Supabase is PostgreSQL with extensions and real-time wired in. If you are building AI products that search embeddings, run custom SQL, or need the relational model, Supabase wins on developer experience. Vector search is native via pgvector, not an afterthought. The architecture is boring and portable: if you outgrow Supabase's cloud tier, you export your Postgres database and run it anywhere. For AI teams, the vector search story is decisive. Firebase has no native equivalent and the workaround is always "wire another service."
Firebase wins when you are shipping a consumer mobile app and authentication is your primary concern. Firebase Auth is harder to mess up, real-time listeners are faster than polling any Postgres-backed API, and the Google ecosystem is seamless. But Firebase assumes your data looks like documents, not tables. If your AI product is feeding on relational data or needs vector embeddings, Firebase forces you into architectural compromises. The pricing model is also a trap: read/write charges compound on any feature that touches the database repeatedly. AI loops that run embeddings, retrieval, and regeneration four times a turn can become expensive fast.
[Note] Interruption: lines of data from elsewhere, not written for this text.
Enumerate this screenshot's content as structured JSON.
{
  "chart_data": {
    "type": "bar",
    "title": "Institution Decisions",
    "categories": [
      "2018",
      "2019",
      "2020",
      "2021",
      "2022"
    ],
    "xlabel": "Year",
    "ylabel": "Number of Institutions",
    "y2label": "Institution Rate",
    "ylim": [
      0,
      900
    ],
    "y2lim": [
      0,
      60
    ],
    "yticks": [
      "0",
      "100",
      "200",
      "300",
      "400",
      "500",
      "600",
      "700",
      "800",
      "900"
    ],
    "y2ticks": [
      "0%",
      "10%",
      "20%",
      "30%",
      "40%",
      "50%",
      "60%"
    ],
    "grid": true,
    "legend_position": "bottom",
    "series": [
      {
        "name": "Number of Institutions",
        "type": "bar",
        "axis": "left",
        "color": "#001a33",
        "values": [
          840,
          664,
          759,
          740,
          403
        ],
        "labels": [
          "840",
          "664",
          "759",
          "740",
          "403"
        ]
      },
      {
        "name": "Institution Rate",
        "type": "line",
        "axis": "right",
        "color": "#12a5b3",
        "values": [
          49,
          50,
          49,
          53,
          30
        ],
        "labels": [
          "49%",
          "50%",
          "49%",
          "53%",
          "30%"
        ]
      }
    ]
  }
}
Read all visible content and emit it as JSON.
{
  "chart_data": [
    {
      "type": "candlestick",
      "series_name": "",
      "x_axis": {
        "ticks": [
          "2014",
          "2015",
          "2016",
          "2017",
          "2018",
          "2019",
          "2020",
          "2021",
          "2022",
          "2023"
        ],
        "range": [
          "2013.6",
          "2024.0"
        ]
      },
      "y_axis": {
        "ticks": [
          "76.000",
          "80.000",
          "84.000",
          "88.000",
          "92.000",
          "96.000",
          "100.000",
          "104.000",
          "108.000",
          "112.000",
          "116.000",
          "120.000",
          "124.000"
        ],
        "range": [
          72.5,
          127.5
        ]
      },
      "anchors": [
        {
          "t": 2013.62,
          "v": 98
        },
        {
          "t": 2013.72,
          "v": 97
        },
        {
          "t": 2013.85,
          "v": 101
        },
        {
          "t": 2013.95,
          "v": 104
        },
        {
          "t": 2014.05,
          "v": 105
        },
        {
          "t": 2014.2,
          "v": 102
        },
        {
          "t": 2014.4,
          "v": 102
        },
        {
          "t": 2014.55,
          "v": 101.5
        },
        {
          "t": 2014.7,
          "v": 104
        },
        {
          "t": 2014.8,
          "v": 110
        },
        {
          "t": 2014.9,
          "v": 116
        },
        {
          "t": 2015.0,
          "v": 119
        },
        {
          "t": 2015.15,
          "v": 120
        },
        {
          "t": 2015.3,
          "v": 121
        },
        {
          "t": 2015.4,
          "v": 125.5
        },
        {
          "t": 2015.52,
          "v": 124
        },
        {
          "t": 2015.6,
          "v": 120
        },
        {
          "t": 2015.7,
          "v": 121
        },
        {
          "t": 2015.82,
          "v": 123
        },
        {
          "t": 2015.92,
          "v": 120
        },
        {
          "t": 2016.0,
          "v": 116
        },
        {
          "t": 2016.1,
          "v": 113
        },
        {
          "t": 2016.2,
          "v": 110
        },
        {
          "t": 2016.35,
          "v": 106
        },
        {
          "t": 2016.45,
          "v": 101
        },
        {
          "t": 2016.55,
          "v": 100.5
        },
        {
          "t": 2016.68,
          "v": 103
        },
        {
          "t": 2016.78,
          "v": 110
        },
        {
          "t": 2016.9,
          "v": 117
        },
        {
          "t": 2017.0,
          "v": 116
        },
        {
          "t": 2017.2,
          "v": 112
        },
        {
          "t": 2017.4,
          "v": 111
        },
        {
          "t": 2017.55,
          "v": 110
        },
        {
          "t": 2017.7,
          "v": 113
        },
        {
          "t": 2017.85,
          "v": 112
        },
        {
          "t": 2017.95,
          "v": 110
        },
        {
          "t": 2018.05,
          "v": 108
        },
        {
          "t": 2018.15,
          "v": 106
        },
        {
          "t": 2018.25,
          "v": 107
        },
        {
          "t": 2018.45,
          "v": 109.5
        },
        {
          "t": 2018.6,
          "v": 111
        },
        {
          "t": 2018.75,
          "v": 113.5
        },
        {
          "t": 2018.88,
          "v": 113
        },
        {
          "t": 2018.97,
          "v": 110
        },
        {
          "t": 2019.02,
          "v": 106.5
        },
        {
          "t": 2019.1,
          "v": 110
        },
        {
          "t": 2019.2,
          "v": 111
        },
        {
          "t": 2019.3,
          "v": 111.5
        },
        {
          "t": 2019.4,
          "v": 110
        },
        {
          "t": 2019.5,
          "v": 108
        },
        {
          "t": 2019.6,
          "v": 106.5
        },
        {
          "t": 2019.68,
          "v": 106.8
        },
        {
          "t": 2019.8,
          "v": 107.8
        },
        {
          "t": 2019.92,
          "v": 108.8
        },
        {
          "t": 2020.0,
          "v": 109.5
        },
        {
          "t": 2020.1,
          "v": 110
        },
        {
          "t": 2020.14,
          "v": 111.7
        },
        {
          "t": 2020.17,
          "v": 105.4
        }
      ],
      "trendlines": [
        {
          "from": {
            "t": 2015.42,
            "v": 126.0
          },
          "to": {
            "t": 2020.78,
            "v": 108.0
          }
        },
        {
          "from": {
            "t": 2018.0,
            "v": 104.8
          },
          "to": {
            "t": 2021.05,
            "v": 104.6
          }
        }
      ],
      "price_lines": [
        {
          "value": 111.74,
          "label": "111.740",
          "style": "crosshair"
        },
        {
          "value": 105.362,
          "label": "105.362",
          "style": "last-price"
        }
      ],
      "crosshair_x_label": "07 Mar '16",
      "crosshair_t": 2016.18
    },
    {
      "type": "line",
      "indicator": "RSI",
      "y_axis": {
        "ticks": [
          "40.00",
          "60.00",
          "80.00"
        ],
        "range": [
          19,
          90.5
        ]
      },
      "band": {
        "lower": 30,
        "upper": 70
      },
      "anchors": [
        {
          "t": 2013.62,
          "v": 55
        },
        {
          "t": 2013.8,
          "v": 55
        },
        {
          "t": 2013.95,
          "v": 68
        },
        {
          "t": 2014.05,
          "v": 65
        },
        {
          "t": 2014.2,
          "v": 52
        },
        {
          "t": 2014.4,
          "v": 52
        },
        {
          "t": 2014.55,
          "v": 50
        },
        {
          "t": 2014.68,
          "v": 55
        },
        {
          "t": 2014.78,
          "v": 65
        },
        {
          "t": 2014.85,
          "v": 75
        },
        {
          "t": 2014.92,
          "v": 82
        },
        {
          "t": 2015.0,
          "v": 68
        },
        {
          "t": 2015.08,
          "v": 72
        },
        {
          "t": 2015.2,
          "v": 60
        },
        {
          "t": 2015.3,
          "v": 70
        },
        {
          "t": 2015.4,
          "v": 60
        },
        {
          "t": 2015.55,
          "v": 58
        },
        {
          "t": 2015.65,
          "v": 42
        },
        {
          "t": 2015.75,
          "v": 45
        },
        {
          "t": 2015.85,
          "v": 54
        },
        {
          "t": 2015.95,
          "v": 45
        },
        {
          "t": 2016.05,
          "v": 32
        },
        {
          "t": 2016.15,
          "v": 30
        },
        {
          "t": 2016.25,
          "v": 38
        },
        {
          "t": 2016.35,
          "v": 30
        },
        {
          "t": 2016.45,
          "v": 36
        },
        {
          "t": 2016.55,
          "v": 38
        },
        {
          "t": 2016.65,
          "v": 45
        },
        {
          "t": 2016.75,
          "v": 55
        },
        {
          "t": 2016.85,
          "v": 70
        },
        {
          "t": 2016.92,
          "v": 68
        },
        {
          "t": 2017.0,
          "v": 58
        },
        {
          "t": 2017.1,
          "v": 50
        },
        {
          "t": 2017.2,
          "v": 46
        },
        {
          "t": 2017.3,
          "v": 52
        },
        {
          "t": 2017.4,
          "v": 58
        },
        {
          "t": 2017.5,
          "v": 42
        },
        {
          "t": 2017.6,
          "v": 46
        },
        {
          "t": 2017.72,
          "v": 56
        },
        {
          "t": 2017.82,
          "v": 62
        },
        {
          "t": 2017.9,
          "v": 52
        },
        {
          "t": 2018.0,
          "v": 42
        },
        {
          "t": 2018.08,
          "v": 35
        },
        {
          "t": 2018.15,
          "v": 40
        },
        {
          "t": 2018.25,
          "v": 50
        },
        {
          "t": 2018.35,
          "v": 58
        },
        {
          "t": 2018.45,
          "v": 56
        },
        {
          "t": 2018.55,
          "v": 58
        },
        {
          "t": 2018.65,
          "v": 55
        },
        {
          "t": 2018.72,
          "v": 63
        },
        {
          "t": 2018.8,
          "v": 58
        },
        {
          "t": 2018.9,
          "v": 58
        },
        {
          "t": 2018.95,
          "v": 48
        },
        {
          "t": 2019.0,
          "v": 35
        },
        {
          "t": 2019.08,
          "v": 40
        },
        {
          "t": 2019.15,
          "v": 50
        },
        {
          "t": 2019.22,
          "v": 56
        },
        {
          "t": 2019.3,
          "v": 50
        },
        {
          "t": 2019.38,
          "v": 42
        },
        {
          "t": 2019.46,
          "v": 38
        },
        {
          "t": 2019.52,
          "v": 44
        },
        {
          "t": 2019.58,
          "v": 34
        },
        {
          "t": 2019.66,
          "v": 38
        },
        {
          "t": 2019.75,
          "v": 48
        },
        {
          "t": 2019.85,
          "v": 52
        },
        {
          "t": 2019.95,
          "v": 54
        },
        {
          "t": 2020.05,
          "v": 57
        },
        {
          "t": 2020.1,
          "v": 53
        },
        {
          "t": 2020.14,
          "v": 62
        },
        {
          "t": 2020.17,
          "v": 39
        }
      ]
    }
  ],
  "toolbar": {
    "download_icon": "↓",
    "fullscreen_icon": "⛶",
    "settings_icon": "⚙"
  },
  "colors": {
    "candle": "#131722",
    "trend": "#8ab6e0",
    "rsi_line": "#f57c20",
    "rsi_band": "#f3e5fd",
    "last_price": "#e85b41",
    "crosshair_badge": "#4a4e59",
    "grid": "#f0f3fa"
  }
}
For AI apps, the answer is almost always Supabase if you own the backend, Firebase if you are shipping a native mobile experience and your backend stays simple. The two do not compose well: Firebase + Pinecone is possible but feels scaffolded; Supabase + pgvector is one database. If you are shipping a product manager or startup that expects to iterate on the data model often, PostgreSQL is the safer bet. If you are Netflix or a company where write costs are a rounding error, Firebase's pricing matters less than its mobile-first polish.